En 2019, Bruno Le Maire décide de donner un coup d’accélérateur à ces produits jusqu’alors réservés aux plus riches. Sa loi Pacte « pour la croissance et la transformation des entreprises » regroupe tous ces plans d’épargne en un seul, générique, décliné en trois versions (PER, Perin, Perob), bodybuildé aux ristournes fiscales pour accélérer les versements. À l’époque, le ministre de l’Économie escomptait dégager des fonds pour l’investissement dans l’économie réelle. Mais il s’agissait aussi d’accompagner le lancement de la réforme des retraites Delevoye-Philippe visant déjà à diminuer la dépense publique liée aux pensions. Une réforme qui s’est fracassée, fin 2019-début 2020, sur la mobilisation syndicale menée par la CGT, puis sur l’irruption du Covid.

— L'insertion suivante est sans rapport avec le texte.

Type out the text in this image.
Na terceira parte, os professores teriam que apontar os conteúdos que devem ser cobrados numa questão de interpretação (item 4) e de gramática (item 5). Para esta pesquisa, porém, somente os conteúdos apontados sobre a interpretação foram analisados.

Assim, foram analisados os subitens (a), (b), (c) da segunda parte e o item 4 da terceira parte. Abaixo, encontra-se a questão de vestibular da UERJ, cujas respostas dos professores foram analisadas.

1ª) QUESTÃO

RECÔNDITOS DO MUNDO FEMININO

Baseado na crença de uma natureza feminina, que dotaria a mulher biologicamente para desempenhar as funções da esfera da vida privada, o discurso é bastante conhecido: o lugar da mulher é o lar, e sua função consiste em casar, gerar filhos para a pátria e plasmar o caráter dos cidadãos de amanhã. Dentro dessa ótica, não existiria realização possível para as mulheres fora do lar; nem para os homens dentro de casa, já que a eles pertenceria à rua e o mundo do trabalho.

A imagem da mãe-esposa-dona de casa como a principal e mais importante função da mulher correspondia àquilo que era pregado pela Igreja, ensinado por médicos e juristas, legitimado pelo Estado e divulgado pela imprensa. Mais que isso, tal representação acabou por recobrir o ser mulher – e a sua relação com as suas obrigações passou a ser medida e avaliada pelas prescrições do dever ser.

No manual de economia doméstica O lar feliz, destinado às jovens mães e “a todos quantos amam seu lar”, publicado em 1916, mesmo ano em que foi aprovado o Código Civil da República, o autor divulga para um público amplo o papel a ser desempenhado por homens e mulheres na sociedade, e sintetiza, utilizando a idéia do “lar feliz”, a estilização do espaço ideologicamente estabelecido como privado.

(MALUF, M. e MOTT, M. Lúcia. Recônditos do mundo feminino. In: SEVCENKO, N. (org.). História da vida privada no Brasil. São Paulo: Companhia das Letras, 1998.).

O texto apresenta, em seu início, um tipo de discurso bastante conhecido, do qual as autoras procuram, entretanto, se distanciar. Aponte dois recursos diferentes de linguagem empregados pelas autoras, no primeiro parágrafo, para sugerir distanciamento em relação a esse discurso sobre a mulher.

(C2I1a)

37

16 millions de PER ouverts fin 2023
Les PER nouveau look ont depuis trouvé un public. « La part de l’assurance-vie baisse progressivement et représente désormais seulement 36,2 % des encours d’épargne-retraite. Cette baisse profite au PER, qui a déjà trouvé sa place dans l’épargne-retraite des Français », se félicite la directrice de l’offre et des études chez Eres, société qui propose elle-même ce genre de placement. Plus de 16 millions de PER étaient ouverts fin 2023, collectant 18,5 milliards d’euros de cotisations annuelles pour un encours total de 292,7 milliards.
1 145 milliards d’euros, c’est le montant total des produits financiers d’épargne retraite détenus par les Français en 2023, selon l’Observatoire des retraites européennes d’Eres
108,8 milliards d’euros, c’est l’encours total des Plans d’épargne retraite mi-2024
10,4 millions c’est le nombre de titulaires d’un plan d’épargne retraite
35 194 euros, c’est le montant maximum des sommes versées sur un PER qui ouvrent à défiscalisation chaque année./
L’épargne-retraite, un succès ? Pas vraiment, pondère la Cour des comptes dans un rapport rendu en novembre dernier. Seuls 13 % des actifs détenaient en 2022 un PER d’entreprise et 10 % un PER individuel, l’épargne-retraite ne représentant que 5,1 % des cotisations retraite et 2,3 % des prestations servies. Des actifs, qui plus est, très sélects. « Ces dispositifs sont plutôt réservés aux catégories socioprofessionnelles aisées, aux épargnants âgés et aux contribuables soumis à des taux d’imposition élevés », constate le rapport, qui décrit ces placements comme un outil d’optimisation fiscale.
Car les ristournes fiscales pour inciter aux versements coûtent un pognon de dingue à l’État : 1,8 milliard d’euros chaque année. La Cour des comptes appelle donc poliment à un « resserrement de l’avantage fiscal attaché à ce produit », d’autant que les PER ont un « faible impact » sur le financement de l’économie…
Mais le pire du pire, c’est que ces plans d’épargne-retraite ne sont pas vraiment de bons placements : ils sont soumis à des frais de gestion élevés de la part des établissements financiers gestionnaires ; à fiscalisation (heureusement) lors de la sortie en capital ou en rente. Surtout, la « volatilité des marchés » peut s’abattre sur eux. Après des années de versements, le néoretraité qui comptait profiter de son bas de laine fructifié peut en fait se retrouver avec un capital amputé par de mauvais placements.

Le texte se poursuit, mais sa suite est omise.